Zhang now argues that the BIA erred in dismissing his appeal because the IJ relied on the wrong legal standard (“exceptional circumstances for reopening”) in its order denying his motion to reopen. He claims that he meets the applicable “reasonable likelihood” standard because he and his wife are in violation of Chinese policy. He also argues that his due process rights were violated because (1) he did not receive notice of a deadline for filing an application for cancellation of removal; and (2) he was denied a full and fair hearing on his asylum claim.
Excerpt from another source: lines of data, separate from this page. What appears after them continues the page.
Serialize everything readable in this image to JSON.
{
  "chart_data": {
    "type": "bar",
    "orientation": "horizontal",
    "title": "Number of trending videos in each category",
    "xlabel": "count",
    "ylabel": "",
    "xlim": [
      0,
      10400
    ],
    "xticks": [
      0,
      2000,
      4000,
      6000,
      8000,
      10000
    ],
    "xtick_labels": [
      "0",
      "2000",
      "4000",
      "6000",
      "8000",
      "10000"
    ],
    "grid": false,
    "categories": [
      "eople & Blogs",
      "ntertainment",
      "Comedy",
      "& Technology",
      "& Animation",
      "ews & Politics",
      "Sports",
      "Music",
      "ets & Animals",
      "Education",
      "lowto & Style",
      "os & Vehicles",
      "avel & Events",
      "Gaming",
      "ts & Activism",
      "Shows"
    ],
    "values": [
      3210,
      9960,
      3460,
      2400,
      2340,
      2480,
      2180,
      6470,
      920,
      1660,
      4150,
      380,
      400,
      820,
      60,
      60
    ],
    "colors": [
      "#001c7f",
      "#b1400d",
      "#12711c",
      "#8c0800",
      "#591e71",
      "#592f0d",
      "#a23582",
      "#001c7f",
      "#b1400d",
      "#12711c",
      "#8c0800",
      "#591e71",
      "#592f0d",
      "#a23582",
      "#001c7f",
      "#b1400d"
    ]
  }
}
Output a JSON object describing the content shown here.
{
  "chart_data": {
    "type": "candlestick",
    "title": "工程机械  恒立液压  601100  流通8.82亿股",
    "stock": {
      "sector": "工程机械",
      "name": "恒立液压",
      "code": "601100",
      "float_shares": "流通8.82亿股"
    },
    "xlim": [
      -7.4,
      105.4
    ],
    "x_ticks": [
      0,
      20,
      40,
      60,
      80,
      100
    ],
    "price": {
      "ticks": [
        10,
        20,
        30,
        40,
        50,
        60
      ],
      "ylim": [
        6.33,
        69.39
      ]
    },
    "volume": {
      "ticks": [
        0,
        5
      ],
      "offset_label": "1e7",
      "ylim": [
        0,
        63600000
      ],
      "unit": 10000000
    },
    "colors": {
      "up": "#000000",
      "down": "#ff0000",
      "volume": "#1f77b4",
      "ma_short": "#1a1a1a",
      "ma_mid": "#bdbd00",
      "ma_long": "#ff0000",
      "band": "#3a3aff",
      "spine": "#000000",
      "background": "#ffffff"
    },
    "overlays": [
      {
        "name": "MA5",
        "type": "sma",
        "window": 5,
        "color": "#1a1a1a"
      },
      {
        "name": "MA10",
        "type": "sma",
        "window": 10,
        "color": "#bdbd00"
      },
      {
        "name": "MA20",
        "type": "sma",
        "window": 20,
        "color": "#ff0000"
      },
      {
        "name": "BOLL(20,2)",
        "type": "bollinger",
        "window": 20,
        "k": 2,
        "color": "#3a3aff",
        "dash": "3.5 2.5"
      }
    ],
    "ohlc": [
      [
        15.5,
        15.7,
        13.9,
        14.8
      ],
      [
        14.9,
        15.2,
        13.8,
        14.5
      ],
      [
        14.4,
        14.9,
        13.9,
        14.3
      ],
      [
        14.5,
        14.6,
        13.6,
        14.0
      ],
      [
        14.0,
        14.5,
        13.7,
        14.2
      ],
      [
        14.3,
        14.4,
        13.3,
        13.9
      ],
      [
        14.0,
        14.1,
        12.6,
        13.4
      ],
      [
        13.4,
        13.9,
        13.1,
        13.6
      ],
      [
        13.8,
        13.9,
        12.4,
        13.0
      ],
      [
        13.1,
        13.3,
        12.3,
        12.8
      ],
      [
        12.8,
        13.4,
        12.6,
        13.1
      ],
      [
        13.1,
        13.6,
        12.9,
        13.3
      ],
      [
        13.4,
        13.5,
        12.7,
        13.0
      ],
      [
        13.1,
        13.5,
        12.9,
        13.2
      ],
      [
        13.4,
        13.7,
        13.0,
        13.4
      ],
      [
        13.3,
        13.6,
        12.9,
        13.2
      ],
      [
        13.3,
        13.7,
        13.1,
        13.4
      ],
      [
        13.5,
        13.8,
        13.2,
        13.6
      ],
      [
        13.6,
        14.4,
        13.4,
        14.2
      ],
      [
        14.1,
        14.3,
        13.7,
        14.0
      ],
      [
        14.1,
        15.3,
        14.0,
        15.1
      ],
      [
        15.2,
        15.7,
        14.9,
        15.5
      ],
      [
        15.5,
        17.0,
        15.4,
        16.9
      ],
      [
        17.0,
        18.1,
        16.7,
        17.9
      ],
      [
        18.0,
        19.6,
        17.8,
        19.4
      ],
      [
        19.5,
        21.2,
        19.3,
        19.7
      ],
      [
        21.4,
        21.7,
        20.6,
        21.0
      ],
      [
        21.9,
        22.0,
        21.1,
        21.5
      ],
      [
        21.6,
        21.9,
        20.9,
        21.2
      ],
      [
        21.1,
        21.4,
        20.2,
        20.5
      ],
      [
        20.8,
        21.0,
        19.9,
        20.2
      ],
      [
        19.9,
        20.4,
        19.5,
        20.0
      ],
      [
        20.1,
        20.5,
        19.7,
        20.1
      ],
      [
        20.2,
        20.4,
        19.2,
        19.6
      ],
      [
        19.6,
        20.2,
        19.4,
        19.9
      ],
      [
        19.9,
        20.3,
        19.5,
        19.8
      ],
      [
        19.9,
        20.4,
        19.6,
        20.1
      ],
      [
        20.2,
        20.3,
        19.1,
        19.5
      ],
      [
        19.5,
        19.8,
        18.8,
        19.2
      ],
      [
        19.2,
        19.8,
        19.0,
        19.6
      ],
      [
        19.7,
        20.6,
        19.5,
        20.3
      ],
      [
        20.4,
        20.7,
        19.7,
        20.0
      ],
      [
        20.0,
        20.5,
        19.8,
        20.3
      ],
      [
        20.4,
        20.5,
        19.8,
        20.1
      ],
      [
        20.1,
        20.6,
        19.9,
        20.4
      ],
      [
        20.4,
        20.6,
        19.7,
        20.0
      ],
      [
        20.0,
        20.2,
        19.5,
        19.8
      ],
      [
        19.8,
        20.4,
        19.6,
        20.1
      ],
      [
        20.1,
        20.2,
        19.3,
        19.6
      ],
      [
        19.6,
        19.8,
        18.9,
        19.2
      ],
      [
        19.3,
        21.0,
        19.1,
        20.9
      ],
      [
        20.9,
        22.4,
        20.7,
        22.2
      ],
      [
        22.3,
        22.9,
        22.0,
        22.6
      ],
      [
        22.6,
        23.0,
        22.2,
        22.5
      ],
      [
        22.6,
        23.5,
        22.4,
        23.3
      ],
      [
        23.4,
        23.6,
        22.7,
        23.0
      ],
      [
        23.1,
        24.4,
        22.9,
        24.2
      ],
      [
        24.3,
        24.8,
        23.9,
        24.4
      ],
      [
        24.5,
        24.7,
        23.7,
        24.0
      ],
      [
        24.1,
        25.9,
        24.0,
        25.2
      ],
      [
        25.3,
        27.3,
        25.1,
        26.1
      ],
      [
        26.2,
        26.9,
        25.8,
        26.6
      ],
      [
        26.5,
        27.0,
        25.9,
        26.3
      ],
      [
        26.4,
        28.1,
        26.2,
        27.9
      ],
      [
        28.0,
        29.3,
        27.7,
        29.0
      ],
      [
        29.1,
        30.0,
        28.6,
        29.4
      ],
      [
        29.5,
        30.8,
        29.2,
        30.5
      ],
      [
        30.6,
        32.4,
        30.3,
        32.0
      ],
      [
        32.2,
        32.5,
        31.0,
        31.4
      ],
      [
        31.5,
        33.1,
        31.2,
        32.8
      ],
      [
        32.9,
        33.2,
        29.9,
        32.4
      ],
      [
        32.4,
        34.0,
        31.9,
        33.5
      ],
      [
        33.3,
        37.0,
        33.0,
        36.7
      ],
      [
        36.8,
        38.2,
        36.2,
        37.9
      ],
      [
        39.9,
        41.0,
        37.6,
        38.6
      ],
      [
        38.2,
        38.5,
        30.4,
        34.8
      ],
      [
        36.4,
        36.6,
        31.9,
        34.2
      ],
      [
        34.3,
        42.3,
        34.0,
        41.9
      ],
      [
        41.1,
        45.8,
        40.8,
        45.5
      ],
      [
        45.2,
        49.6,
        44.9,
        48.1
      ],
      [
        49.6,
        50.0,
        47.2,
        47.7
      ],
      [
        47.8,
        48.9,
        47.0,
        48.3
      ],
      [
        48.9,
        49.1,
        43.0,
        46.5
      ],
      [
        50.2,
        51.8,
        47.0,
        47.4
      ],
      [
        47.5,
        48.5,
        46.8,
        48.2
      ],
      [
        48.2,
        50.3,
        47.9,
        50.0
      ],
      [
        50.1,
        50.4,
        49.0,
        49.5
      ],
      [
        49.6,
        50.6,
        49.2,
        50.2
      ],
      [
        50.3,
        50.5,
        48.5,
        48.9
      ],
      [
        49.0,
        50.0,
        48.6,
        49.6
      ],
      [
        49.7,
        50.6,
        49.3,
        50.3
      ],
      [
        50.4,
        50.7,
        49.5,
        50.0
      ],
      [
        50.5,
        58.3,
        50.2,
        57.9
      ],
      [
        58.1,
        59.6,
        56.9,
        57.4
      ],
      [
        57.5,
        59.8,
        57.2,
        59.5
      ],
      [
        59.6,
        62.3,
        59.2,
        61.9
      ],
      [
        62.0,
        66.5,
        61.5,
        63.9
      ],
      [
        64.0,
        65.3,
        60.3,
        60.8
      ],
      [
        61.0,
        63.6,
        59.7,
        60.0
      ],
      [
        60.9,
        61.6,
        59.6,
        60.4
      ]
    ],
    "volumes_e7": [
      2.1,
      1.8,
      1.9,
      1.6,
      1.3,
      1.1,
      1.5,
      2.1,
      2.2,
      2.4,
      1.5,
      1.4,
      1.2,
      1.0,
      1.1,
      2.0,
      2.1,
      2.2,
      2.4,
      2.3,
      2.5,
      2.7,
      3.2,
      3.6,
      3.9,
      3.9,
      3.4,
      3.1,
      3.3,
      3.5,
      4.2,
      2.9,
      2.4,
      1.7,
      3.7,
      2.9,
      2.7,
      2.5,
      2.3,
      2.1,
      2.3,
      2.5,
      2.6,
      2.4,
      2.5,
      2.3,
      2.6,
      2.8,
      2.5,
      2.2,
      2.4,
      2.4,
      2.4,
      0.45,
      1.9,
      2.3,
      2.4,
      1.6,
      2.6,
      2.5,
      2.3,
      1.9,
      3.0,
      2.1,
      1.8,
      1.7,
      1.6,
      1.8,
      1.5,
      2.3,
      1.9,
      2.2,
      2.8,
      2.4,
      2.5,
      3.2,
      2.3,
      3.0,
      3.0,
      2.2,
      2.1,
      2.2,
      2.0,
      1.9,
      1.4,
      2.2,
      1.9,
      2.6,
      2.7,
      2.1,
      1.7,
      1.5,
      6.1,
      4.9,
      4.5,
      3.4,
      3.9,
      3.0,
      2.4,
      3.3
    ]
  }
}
When the BIA issues a decision, we review only that decision, except to the extent the BIA expressly adopts the IJ’s decision. Al Najjar v. Ashcroft, 257 F.3d 1262, 1284 (11th Cir.2001). Here, the BIA issued its own decision, so we consider only that decision.

We review the BIA’s denial of a motion to reopen and a motion to reconsider for abuse of discretion. Gbaya v. United States Att’y Gen., 342 F.3d 1219, 1220 (11th Cir.2003) (addressing motions to reopen); Assa’ad v. United States Att’y Gen., 332 F.3d 1321, 1341 (11th Cir.2003) (addressing motions to reconsider). The BIA abuses its discretion when it reaches its decision “in an arbitrary or irrational manner.” Gomez-Gomez v. INS, 681 F.2d 1347, 1349 (11th Cir.1982). We review de novo constitutional challenges. Lonyem v. United States Att’y Gen., 352 F.3d 1338, 1341 (11th Cir.2003).
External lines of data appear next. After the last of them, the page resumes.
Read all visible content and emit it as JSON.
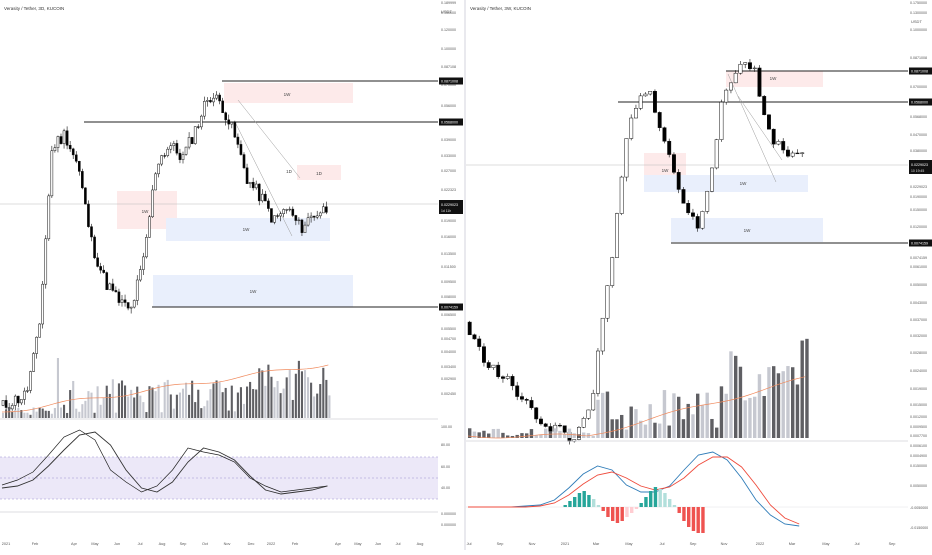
{
  "colors": {
    "up_candle": "#ffffff",
    "down_candle": "#000000",
    "volume_dark": "#5f5f63",
    "volume_light": "#c6c8d0",
    "volume_ma": "#f08a5d",
    "supply_zone": "#fdeaea",
    "demand_zone": "#e9effc",
    "rsi_band": "#ece8f8",
    "macd_line": "#2f7cb8",
    "signal_line": "#ef4b3c",
    "hist_pos_strong": "#26a69a",
    "hist_pos_weak": "#b2dfdb",
    "hist_neg_strong": "#ef5350",
    "hist_neg_weak": "#ffcdd2"
  },
  "left_chart": {
    "title": "Verasity / Tether, 3D, KUCOIN",
    "currency": "USDT",
    "price_scale": [
      "0.189999",
      "0.150000",
      "0.120000",
      "0.100000",
      "0.087108",
      "0.070000",
      "0.056000",
      "0.047000",
      "0.039000",
      "0.033000",
      "0.027000",
      "0.022323",
      "0.019000",
      "0.016000",
      "0.013500",
      "0.011500",
      "0.009500",
      "0.008000",
      "0.007419",
      "0.006500",
      "0.005500",
      "0.004700",
      "0.004000",
      "0.003400",
      "0.002900",
      "0.002450"
    ],
    "last_price": "0.0229023",
    "last_price_countdown": "1d 11h",
    "level_labels": [
      "0.0871008",
      "0.0568000",
      "0.0074159"
    ],
    "zone_labels": [
      "1W",
      "1W",
      "1W",
      "1W",
      "1D",
      "1D"
    ],
    "x_axis": [
      "2021",
      "Feb",
      "Apr",
      "May",
      "Jun",
      "Jul",
      "Aug",
      "Sep",
      "Oct",
      "Nov",
      "Dec",
      "2022",
      "Feb",
      "Apr",
      "May",
      "Jun",
      "Jul",
      "Aug"
    ],
    "rsi_scale": [
      "100.00",
      "80.00",
      "60.00",
      "40.00",
      "0.000000",
      "0.000000"
    ]
  },
  "right_chart": {
    "title": "Verasity / Tether, 3W, KUCOIN",
    "currency": "USDT",
    "price_scale": [
      "0.1750000",
      "0.1300000",
      "0.1000000",
      "0.0871008",
      "0.0700000",
      "0.0568000",
      "0.0470000",
      "0.0380000",
      "0.0290000",
      "0.0229023",
      "0.0190000",
      "0.0150000",
      "0.0120000",
      "0.0090000",
      "0.0074159",
      "0.0061000",
      "0.0050000",
      "0.0043000",
      "0.0037000",
      "0.0032000",
      "0.0028000",
      "0.0024000",
      "0.0019000",
      "0.0015000",
      "0.0012000",
      "0.0009500",
      "0.0007700",
      "0.0006100",
      "0.0004900"
    ],
    "last_price": "0.0229023",
    "last_price_countdown": "10 19:45",
    "zone_labels": [
      "1W",
      "1W",
      "1W",
      "1W"
    ],
    "x_axis": [
      "Jul",
      "Sep",
      "Nov",
      "2021",
      "Mar",
      "May",
      "Jul",
      "Sep",
      "Nov",
      "2022",
      "Mar",
      "May",
      "Jul",
      "Sep"
    ],
    "macd_scale": [
      "0.0150000",
      "0.0050000",
      "-0.0050000",
      "-0.0150000"
    ]
  }
}
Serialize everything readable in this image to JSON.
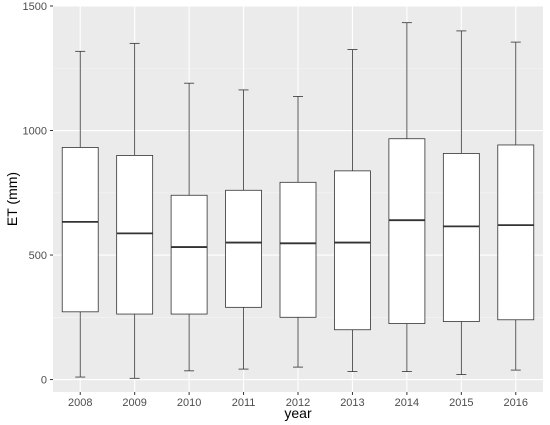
{
  "chart_data": {
    "type": "boxplot",
    "xlabel": "year",
    "ylabel": "ET (mm)",
    "ylim": [
      -50,
      1500
    ],
    "yticks": [
      0,
      500,
      1000,
      1500
    ],
    "grid": true,
    "legend": "none",
    "colors": {
      "panel": "#ebebeb",
      "grid_major": "#ffffff",
      "grid_minor": "#f5f5f5",
      "box_fill": "#ffffff",
      "box_stroke": "#333333"
    },
    "categories": [
      "2008",
      "2009",
      "2010",
      "2011",
      "2012",
      "2013",
      "2014",
      "2015",
      "2016"
    ],
    "boxes": [
      {
        "min": 10,
        "q1": 272,
        "median": 633,
        "q3": 932,
        "max": 1318
      },
      {
        "min": 5,
        "q1": 263,
        "median": 587,
        "q3": 900,
        "max": 1350
      },
      {
        "min": 35,
        "q1": 263,
        "median": 532,
        "q3": 740,
        "max": 1190
      },
      {
        "min": 42,
        "q1": 290,
        "median": 550,
        "q3": 760,
        "max": 1163
      },
      {
        "min": 50,
        "q1": 250,
        "median": 547,
        "q3": 792,
        "max": 1137
      },
      {
        "min": 32,
        "q1": 200,
        "median": 550,
        "q3": 838,
        "max": 1325
      },
      {
        "min": 32,
        "q1": 225,
        "median": 640,
        "q3": 967,
        "max": 1433
      },
      {
        "min": 20,
        "q1": 233,
        "median": 615,
        "q3": 908,
        "max": 1400
      },
      {
        "min": 38,
        "q1": 240,
        "median": 620,
        "q3": 942,
        "max": 1355
      }
    ]
  }
}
If an alien fails to exhaust all administrative remedies available to him, we lack jurisdiction to review the final order of removal. 8 U.S.C. § 1252(d)(1); Al Najjar, 257 F.3d at 1283 n. 12. We also “lack[] jurisdiction to consider a claim which has not first been presented to the Board.” Asencio v. INS, 37 F.3d 614, 615-16 (11th Cir.1994). However, we re *831 tain jurisdiction to review constitutional issues. 8 U.S.C. § 1252(a)(2)(D).

Motions to reconsider and motions to reopen are generally disfavored, especially in a removal proceeding, “where, as a general matter, every delay works to the advantage of the deportable alien who wishes merely to remain in the United States.” INS v. Doherty, 502 U.S. 314, 323, 112 S.Ct. 719, 724-25, 116 L.Ed.2d 823 (1992). A motion to reconsider must be filed within 30 days of the BIA’s final decision, 8 C.F.R. § 1003.2(b)(2), and “shall state the reasons for the motion by specifying the errors of fact or law in the prior [IJ or BIA] decision and shall be supported by pertinent authority.” Id. § 1003.2(b)(1).

When an alien is found removable and was present at the removal hearing, a motion to reopen must be filed within 90 days of the IJ’s or BIA’s final decision. 8 U.S.C. § 1229a(c)(7)(C)(i); 8 C.F.R. § 1003.2(c)(2). In a motion to reopen, the petitioner must show (1) there is new evidence; and (2) that new evidence is material, was unavailable, and could not have been discovered or presented at the former hearing. See 8 C.F.R. § 1003.2(c)(1). Furthermore, a motion to reopen may be granted only if the alien demonstrates that he is statutorily eligible for relief. 8 C.F.R. § 1003.23(b)(3).